CES is all about connected devices designed for watching and sharing content.
So this morning YouTube's VP of Global Content Robert Kyncl, took the stage to talk about the revolution in "channels" that transforms the medium in the same way--or more so-- than the advent of hundreds of cable channels changed TV.
The future of TV is niche, and will come through broadband pipes, not the airwaves, according to Kyncl. He's overseeing Google's launch of 100 new content channels, which can serve a huge audience interested in focused content. He projects that by 2012, 75 percent of all channels will be over the Internet, and "channels" will be far less reliant on traditional Hollywood: the new platform is democratizing a previously closed system. He gave the example of Michelle Pham, who started sharing video on YouTube. Now she's reached twice the audience of the Style network and has snagged a Lancome sponsorship.

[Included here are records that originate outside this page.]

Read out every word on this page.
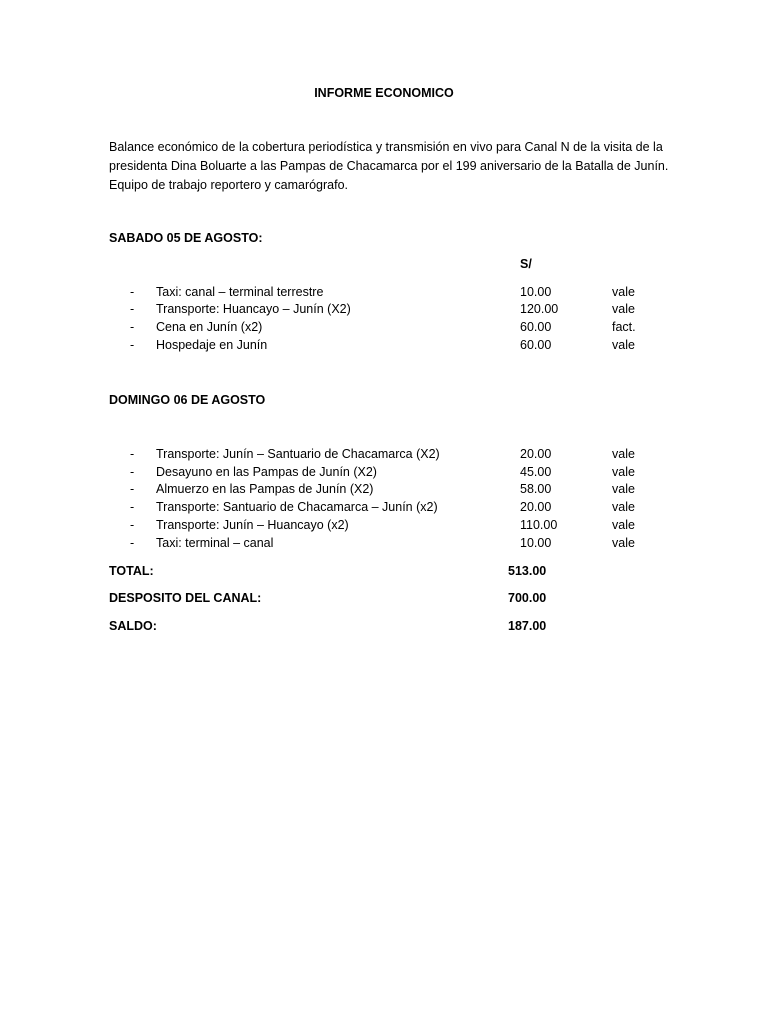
INFORME ECONOMICO
Balance económico de la cobertura periodística y transmisión en vivo para Canal N de la visita de la presidenta Dina Boluarte a las Pampas de Chacamarca por el 199 aniversario de la Batalla de Junín. Equipo de trabajo reportero y camarógrafo.
SABADO 05 DE AGOSTO:
S/
- Taxi: canal – terminal terrestre	10.00	vale
- Transporte: Huancayo – Junín (X2)	120.00	vale
- Cena en Junín (x2)	60.00	fact.
- Hospedaje en Junín	60.00	vale
DOMINGO 06 DE AGOSTO
- Transporte: Junín – Santuario de Chacamarca (X2)	20.00	vale
- Desayuno en las Pampas de Junín (X2)	45.00	vale
- Almuerzo en las Pampas de Junín (X2)	58.00	vale
- Transporte: Santuario de Chacamarca – Junín (x2)	20.00	vale
- Transporte: Junín – Huancayo (x2)	110.00	vale
- Taxi: terminal – canal	10.00	vale
TOTAL:	513.00
DESPOSITO DEL CANAL:	700.00
SALDO:	187.00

Allen DeBevoise, CEO of Machinima, a YouTube channel which regularly snags more viewers than cable TV, said that this digital world has a few fundamental difference. First, channels are instantly global, and massive. A billion devices in the US alone can play video. And there's instantaneous direct response and potential to understand how customers are watching, to generate higher click-through rates.
CSI creator, Anthony Zuiker, who is creating a new YouTube channel summed up the digital video transition by saying that while TV is about absorption, YouTube is interactive. Consumers are used to interacting, whether through sharing YouTube clips or connecting with friends on Facebook. "Now content is catching up with behaviors," Zuiker said. YouTube's channels are rolling out this year-- we'll see how targeting and interactivity change the content itself, and which of these new options become eyeball-grabbing hits.